Мы еще поворчали друг на друга, во всех падежах склоняя черных хариусов, смотали удочки и пошли к лесной опушке — спать в болоте нам не улыбалось. Плотный синий дым таежного пожара застилал теперь всю низину и неприятно щипал в носу.


ЛЕСНОЙ ПОЖАР


Спалось в эту ночь плохо. Было такое ощущение, что нам не к чему привалиться спиной, словно мы оказались на узкой скамье, подвешенной в пустом пространстве — настолько привычными опорами нам стали лодки, Чуна… С болота доносились какие-то странные, необычные звуки, будто там месили большую квашню, что-то чавкало, чмокало, урчало… И сырость была нехорошая — болотная, не речная. Даже дрова в костре горели не так, как всегда. Шипели, трещали, швыряли в нас раскаленными угольками. Не было одеяла, к которому мы так привыкли. Снизу постель — пихтовые лапки, а сверху — совсем ничего, мы и пиджаков с собой не взяли, чтобы легче было идти.

К полуночи подул западный ветер и принес с собой волну горького дыма. Мы кашляли, чихали и втыкались носами в душистые пихтовые лапки нашей постели. Но и это мало помогало, дым проникал повсюду. Тревожно шумели вершины деревьев, хлестались одна о другую, метелицей кружилась над костром сбитая с их ветвей хвоя.

Мы отходили в сторону от костра, оглядывали небо — скоро или нет начнется дождь. Но небо было совершенно чистое, только почему-то сильно мерцали в нем звездочки, и мы, успокоенные, возвращались к костру: в довершение всего попасть еще под дождь, более чем в дне пути от лодки, — было бы сверх наших сил. И так эти черные хариусы нам надолго запомнятся.

А ветер меж тем все усиливался, и все горче и плотнее становился дым. Не только спать, просто лежать и болтать в таких условиях было невозможно.

— Странно, — сказал Миша, — ветер должен был бы разогнать дым, а получается наоборот — он его нагоняет. Что это значит?

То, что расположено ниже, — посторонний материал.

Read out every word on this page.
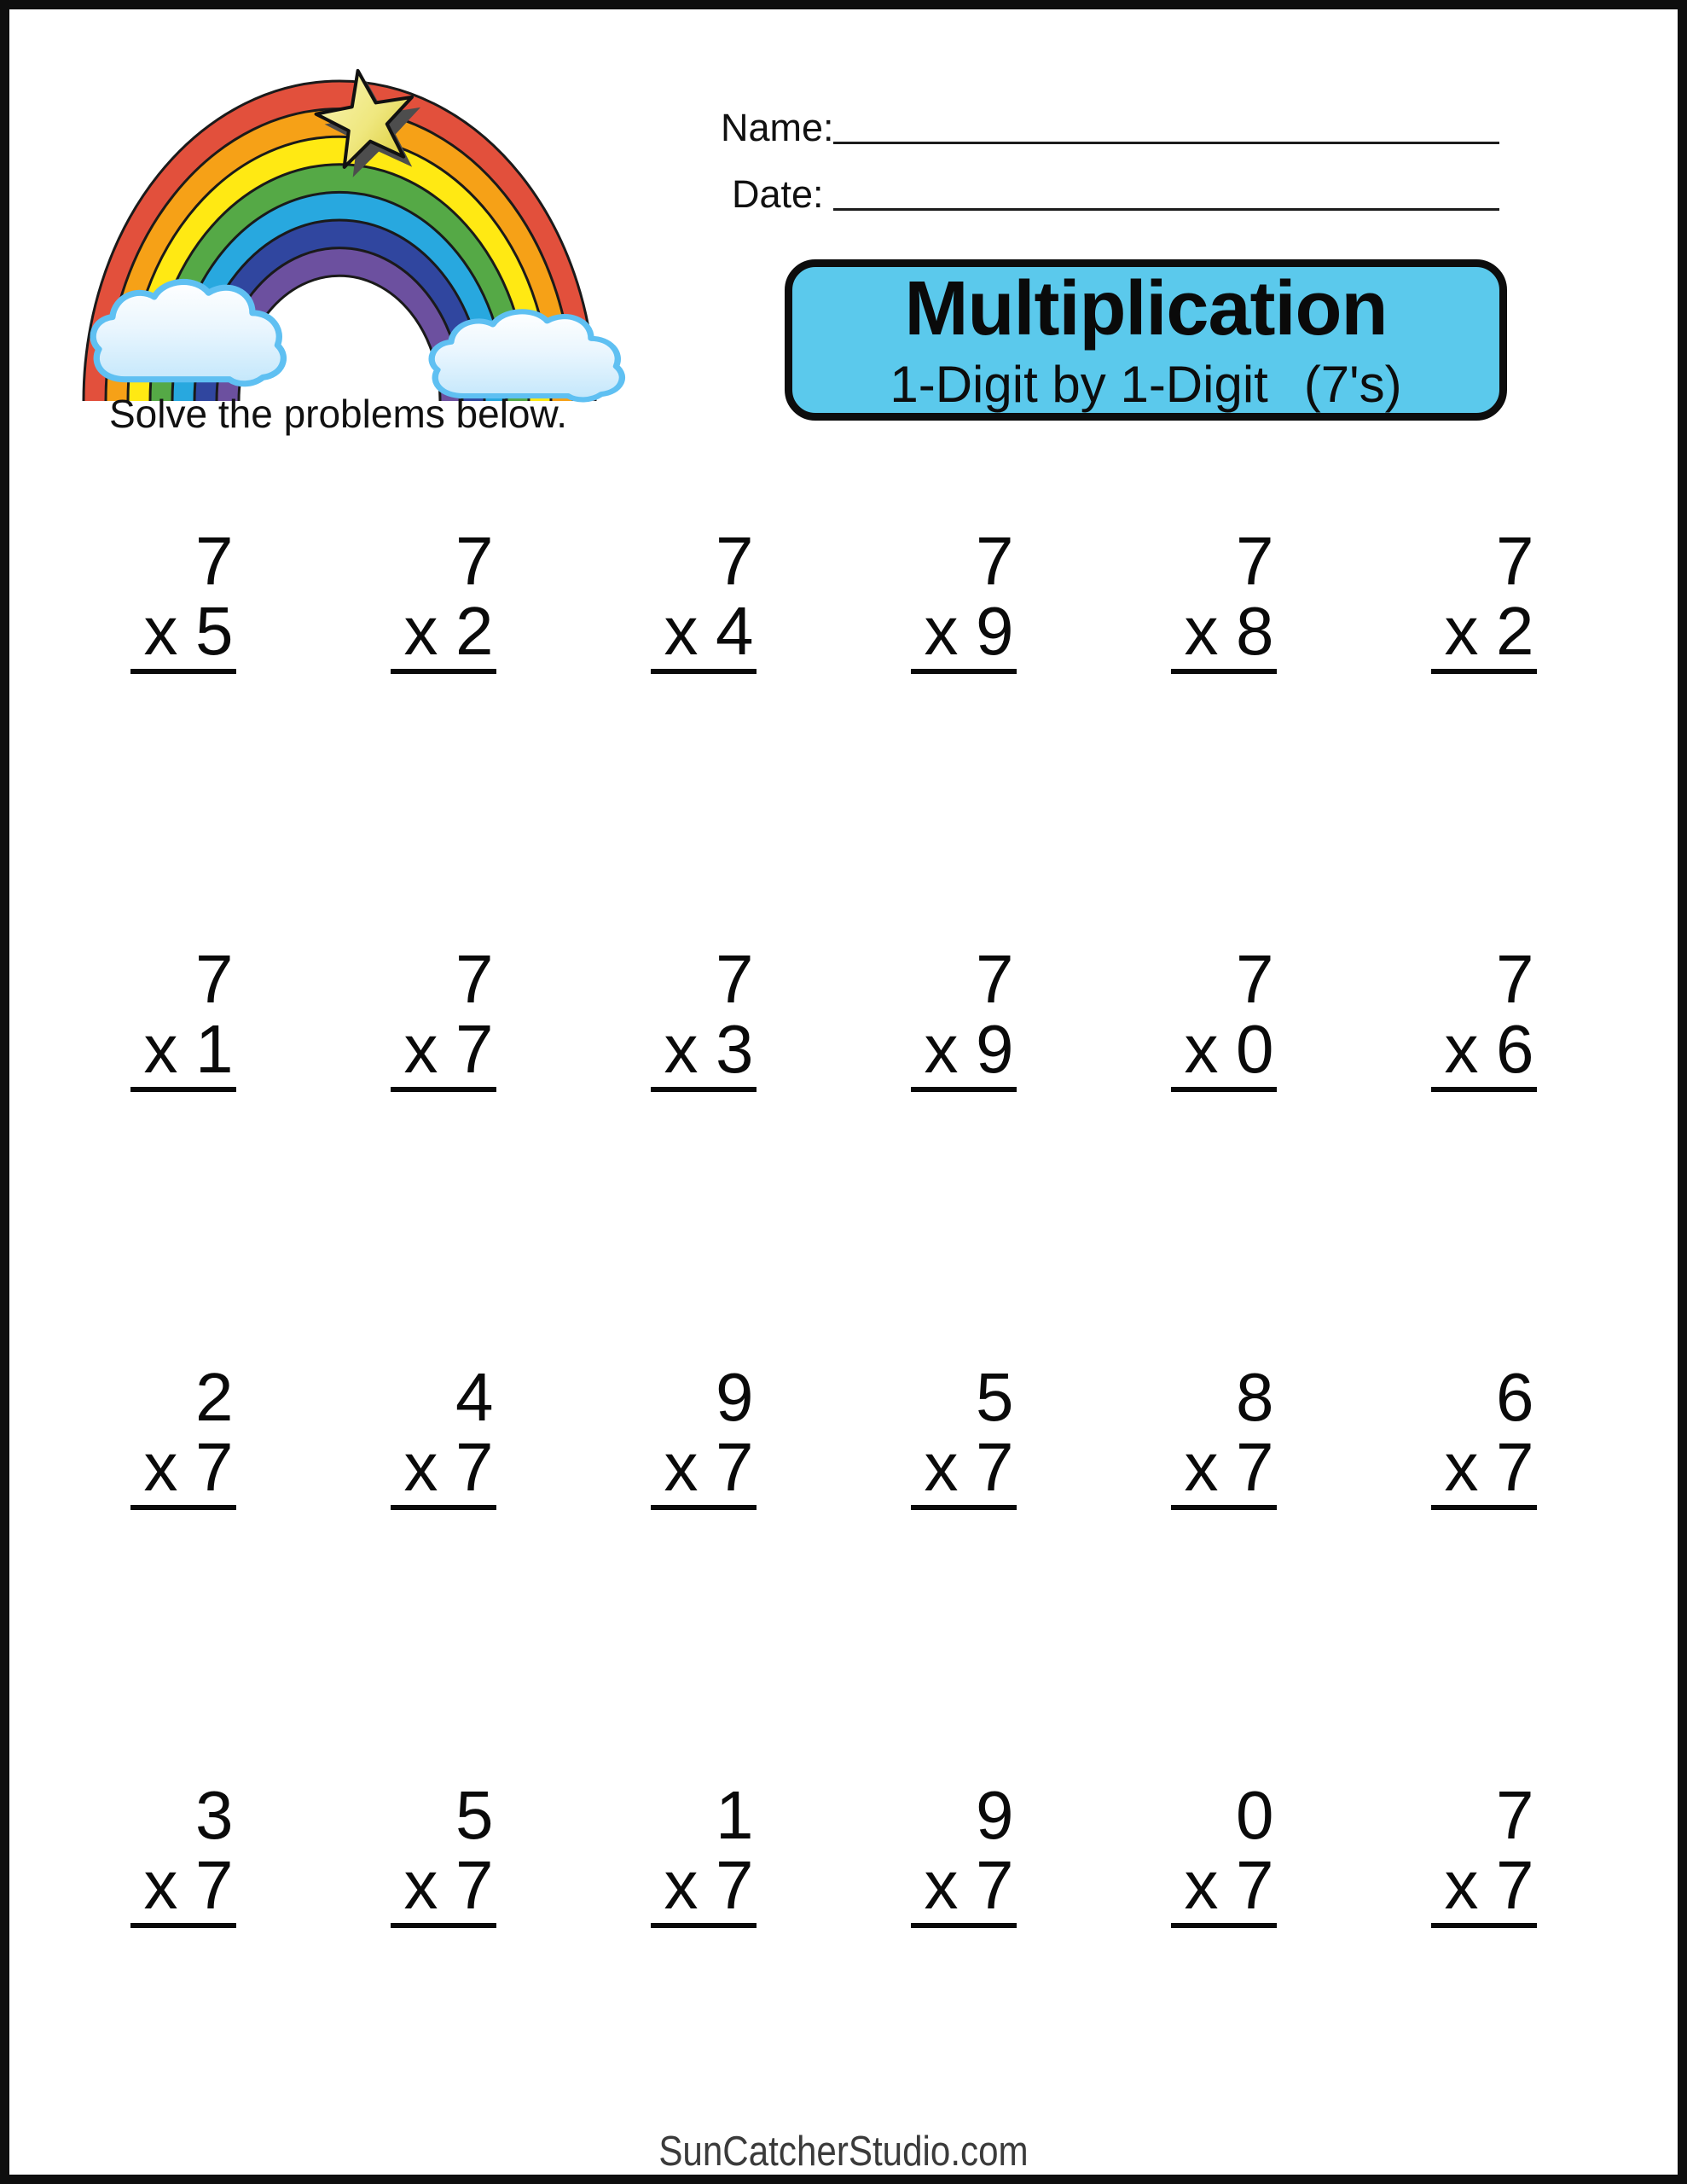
Solve the problems below.
Name:
Date:
Multiplication
1-Digit by 1-Digit (7's)
7
x 5
7
x 2
7
x 4
7
x 9
7
x 8
7
x 2
7
x 1
7
x 7
7
x 3
7
x 9
7
x 0
7
x 6
2
x 7
4
x 7
9
x 7
5
x 7
8
x 7
6
x 7
3
x 7
5
x 7
1
x 7
9
x 7
0
x 7
7
x 7
SunCatcherStudio.com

— А не кажется тебе, — ответил я, подумав, — что тот лесной пожар, какой мы наблюдали от ям, приближается сюда? Если обратить внимание на направление ветра…

Да, это было так. Ветер дул с того самого «румба», где мы видели столб густого черного дыма. Если мысленно провести прямую линию, то получится, что наш обратный путь может оказаться перерезанным лесным пожаром. Насколько это серьезно и опасно?

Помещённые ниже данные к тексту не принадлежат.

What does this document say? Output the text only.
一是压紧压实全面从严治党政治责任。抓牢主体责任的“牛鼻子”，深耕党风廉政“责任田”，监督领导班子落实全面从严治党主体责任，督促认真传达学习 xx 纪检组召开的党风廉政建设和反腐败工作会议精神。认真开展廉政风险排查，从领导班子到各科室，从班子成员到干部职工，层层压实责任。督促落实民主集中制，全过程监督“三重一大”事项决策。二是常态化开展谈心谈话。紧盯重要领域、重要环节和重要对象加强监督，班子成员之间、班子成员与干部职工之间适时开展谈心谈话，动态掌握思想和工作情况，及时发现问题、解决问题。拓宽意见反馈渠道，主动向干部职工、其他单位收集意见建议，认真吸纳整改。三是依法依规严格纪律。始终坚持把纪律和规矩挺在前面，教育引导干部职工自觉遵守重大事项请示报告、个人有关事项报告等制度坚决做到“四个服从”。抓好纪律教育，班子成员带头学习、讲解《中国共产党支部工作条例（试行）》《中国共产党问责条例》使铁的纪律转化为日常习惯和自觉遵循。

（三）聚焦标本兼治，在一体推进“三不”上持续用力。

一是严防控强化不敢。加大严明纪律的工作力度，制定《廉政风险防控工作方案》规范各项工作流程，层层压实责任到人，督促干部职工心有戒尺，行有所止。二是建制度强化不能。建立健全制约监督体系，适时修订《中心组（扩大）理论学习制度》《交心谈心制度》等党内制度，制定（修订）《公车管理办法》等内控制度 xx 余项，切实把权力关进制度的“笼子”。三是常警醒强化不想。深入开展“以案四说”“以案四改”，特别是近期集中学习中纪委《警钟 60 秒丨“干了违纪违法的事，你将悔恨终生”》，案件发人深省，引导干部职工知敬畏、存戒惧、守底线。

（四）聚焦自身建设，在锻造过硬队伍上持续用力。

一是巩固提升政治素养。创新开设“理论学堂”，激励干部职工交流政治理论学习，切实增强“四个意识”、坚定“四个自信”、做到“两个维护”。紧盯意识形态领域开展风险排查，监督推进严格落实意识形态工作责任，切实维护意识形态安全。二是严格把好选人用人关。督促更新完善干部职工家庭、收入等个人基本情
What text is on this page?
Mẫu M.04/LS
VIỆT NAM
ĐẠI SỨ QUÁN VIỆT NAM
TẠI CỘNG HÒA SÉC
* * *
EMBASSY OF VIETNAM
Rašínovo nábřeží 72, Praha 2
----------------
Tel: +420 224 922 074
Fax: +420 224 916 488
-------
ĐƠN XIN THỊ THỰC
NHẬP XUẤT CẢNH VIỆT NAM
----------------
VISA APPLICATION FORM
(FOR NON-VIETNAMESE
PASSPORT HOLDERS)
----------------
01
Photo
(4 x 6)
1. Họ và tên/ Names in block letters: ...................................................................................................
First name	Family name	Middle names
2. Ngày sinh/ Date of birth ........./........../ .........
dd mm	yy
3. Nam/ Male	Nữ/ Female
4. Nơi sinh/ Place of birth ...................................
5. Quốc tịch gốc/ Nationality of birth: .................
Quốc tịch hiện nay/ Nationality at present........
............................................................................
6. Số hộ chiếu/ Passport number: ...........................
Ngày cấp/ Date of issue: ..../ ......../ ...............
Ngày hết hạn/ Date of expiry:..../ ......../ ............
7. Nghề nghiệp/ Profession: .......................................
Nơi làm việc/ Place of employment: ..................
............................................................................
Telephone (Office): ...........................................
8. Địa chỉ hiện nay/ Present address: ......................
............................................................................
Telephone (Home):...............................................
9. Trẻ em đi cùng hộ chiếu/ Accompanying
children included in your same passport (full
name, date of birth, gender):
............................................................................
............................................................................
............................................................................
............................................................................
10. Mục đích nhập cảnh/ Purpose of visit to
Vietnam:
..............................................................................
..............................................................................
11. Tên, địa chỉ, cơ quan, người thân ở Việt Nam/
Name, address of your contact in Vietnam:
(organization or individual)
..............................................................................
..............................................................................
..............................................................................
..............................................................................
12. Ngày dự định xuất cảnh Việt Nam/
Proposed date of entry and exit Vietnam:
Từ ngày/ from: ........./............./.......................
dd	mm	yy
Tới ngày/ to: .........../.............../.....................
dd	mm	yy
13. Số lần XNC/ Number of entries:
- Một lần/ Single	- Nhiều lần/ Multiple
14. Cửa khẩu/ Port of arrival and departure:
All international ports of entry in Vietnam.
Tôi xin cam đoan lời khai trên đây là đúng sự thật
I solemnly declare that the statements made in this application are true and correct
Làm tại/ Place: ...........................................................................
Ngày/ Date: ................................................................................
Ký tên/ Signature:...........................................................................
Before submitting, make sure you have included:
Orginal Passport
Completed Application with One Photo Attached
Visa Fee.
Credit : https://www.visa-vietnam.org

Лес, каким мы шли сюда, был очень густой, с большим количеством хвойного молодняка и сплошь загроможден буреломами, часто зависшими на соседних деревьях — так трудно было дереву в чаще упасть, не зацепившись за другое. Пищи для огня сколько угодно и внизу и вверху. Тут следовало подумать.

— Не будем ждать рассвета, — решительно сказал Миша, — пойдем помаленьку. Кто его знает, может быть, еще успеем проскочить. Все-таки не хочется, чтобы он опалил нам волосы.

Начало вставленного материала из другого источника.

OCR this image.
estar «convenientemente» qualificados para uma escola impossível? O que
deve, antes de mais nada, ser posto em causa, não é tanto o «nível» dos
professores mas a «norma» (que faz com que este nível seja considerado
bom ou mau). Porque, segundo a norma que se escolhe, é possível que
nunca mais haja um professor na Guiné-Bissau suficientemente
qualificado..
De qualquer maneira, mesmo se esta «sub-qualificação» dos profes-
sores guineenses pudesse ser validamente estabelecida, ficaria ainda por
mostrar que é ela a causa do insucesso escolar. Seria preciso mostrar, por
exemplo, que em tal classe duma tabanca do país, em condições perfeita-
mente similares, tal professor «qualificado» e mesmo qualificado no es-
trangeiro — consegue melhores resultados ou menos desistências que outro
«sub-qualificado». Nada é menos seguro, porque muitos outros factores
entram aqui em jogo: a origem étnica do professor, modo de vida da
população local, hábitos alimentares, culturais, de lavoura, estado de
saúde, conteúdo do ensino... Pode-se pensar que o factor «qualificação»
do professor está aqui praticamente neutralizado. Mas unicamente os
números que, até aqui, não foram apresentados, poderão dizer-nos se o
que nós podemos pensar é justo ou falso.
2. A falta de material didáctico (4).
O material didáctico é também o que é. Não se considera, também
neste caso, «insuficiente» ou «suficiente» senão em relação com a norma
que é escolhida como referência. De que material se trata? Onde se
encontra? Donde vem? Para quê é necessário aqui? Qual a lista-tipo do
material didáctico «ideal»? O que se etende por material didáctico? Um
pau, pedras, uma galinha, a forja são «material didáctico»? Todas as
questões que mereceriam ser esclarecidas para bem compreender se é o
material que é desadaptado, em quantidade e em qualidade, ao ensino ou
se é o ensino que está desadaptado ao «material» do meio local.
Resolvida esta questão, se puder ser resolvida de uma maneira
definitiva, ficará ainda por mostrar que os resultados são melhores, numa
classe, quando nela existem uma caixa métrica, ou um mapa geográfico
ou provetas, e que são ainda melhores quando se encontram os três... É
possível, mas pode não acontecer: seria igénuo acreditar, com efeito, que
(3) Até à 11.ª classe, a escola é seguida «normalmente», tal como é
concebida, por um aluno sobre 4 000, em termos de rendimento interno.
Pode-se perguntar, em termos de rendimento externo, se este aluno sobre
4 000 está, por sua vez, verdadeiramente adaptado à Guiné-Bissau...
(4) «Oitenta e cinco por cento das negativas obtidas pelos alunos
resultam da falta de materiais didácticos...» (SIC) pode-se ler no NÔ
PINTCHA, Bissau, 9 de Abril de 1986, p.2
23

И мы пошли, на ощупь перелезая через валежник.

Рассвет нас застал недалеко от того места, где мы ночевали прошлой ночью. Весь лес был затянут голубым туманом, совсем как на известной картине Шишкина «Утро в сосновом бору», только здесь был не туман, а горький дым, и мы двое, карабкаясь через буреломы, мало походили на шишкинских медвежат. Дул прежний западный ветер и нес теперь на своих крыльях вместе с запахом пожарища и хлопья мягкого серого пепла. Значит, тайга горела от нас невдалеке.

— Может быть, нам взять правее? — предложил я, стремясь проникнуть взглядом сквозь дымовую завесу, чтобы узнать, что нас ждет там, впереди. — Правее нас то самое болото, что мы видели от хойтинских ям. На болоте безопаснее.

— Да, но мы тогда сделаем большой крюк, — сказал Миша, — и будем путаться по совсем не знакомым местам. Нам надо держаться левее, ближе к Хойте.

— И влезть в самый огонь, — сказал я. — Спасибо. Ты прежде, кажется, больше берег свои волосы.

— Но, может быть, тайга горит еще на том берегу Хойты, — возразил Миша, — а мы уже побежали прятаться в болото. Свернуть к болоту никогда не будет поздно. Заметь себе: навстречу нам еще не попадались никакие звери, а они, я читал, всегда заблаговременно убегают от огня.